Kazakhstan's naphtha-rich CPC crude saw its differentials reach a two-month low on Friday, as sweet crude differentials in the Mediterranean have dipped on weak refinery margins and as condensates offers from the US into Europe have added to the perception of a well-supplied market.
"CPC is still under pressure," said one sweet crude trader, adding that the crude's value had dropped over the course of the week.
On Friday, S&P Global Platts assessed Aframax cargoes of CPC Blend, basis CIF Augusta, at a discount of 61.5 cents/b to the Mediterranean Dated strip, down 22 cents relative to the 13-28 day forward Dated Brent market from Thursday, following a competitive trade in the Platts Market on Close assessment process. A one cent contango structure was included in the 10-25 days ahead assessment period. This is the lowest level since June, when it was assessed at minus $1.20/b.
European refinery margins for light end products such as naphtha and gasoline have remained weak over the past few months and, as a result, a number of refineries have chosen to prioritize running sour crude slates over sweet.
Another factor has been increased offers for US condensates from the US Gulf into Europe, as the spread between the two main crude benchmarks WTI and Brent has widened and with freight rates remaining at rock-bottom levels, making the arbitrage look attractive.

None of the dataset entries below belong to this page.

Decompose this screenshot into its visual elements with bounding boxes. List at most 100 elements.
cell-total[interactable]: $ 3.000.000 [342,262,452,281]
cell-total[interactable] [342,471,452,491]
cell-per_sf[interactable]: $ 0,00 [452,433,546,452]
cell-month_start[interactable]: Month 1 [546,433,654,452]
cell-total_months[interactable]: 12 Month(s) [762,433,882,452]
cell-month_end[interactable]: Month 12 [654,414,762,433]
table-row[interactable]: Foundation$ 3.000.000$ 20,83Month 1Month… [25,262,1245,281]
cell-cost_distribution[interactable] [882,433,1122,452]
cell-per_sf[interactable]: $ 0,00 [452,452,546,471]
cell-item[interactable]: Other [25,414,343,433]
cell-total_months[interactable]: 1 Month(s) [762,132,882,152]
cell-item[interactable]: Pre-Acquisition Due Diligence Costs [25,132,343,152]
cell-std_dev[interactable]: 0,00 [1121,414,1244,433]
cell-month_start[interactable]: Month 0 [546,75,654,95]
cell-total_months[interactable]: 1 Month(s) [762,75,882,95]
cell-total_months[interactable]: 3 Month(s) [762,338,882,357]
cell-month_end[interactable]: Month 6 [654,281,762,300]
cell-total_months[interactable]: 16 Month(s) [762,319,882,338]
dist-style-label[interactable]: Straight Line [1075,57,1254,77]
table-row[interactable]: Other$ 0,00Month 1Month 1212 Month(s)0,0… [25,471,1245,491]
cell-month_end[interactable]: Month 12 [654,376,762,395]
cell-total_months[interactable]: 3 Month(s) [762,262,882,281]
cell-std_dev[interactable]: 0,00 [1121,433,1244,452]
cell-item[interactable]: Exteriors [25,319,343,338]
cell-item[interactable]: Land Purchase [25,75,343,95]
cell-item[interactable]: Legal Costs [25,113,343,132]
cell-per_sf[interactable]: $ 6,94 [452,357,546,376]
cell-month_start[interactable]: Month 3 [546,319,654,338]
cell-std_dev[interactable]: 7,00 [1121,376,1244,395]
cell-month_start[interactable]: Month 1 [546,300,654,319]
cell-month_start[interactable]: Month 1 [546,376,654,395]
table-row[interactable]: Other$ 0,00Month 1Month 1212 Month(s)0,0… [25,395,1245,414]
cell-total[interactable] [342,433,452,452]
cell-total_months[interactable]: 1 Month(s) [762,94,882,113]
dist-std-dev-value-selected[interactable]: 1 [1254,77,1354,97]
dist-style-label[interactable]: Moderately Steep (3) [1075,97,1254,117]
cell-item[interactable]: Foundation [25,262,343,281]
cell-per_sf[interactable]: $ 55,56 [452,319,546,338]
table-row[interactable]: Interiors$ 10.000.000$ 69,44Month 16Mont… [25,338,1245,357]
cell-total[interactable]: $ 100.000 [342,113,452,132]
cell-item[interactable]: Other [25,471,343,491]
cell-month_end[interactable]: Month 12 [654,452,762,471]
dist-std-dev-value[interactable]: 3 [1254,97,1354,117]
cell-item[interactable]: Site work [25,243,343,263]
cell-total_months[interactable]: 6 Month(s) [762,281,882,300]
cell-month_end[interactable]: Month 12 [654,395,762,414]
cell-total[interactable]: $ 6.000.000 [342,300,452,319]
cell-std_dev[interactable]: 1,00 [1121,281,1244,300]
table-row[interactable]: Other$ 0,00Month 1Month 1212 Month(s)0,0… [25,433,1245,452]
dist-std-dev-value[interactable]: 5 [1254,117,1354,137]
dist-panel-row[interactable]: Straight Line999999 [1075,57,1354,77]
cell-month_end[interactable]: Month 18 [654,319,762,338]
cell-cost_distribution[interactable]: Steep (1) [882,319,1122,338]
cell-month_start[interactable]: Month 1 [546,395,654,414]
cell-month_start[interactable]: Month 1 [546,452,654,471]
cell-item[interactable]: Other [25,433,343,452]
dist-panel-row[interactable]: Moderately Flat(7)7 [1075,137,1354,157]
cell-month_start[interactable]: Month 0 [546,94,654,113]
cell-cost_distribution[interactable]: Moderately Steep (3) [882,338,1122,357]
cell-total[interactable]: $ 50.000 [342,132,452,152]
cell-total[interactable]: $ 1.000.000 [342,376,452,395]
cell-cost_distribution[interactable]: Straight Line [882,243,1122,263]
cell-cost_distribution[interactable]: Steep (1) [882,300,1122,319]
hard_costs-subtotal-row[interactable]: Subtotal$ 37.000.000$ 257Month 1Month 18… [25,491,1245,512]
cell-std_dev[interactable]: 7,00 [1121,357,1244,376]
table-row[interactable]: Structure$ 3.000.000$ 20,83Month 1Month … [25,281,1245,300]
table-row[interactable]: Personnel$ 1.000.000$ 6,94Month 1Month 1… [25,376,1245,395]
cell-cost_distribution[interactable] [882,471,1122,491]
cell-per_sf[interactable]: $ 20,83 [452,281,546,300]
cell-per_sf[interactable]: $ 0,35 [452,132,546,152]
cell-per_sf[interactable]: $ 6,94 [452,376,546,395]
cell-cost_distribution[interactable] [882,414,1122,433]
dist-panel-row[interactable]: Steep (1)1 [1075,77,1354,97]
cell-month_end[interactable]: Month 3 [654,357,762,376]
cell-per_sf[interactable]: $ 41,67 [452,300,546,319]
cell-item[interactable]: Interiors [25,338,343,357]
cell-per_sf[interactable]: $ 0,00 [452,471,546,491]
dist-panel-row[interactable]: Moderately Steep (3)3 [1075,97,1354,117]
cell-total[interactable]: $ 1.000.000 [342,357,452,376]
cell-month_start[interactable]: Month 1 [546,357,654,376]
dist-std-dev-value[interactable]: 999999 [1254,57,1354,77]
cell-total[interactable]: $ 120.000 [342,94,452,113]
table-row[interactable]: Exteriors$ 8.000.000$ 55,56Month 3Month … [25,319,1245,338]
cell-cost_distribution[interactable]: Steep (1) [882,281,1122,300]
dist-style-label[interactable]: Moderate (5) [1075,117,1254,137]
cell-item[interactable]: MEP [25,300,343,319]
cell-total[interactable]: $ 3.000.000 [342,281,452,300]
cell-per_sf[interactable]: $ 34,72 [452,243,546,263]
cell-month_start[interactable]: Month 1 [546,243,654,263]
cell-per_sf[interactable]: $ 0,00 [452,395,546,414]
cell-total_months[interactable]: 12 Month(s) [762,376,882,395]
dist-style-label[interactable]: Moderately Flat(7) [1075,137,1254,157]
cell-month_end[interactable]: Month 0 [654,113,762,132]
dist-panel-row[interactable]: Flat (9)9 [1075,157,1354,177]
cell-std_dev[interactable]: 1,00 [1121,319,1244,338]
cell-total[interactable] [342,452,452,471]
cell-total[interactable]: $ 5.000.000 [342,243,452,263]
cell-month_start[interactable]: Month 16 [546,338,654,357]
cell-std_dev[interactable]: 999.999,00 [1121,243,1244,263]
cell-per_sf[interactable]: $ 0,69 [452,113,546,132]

As a result, CPC Blend had been one of the crudes most affected by the bearish factors on sweet crudes in the Mediterranean, said trading sources.
"The front end is very depressed -- few buyers around, out of the region crudes competing and a flattening of the Dated structure is encouraging refineries to run down stocks first," said a second crude trader.
Additionally, a longer September-loading program for CPC Blend in September compared with August could be contributing to the bearish sentiment around the grade, said traders.
In the Platts Market on Close assessment process Friday, Glencore sold an 85,000 mt CPC Blend cargo loading August 29 to September 2, basis CFR Augusta, to Vitol at Dated Brent minus 70 cents/b.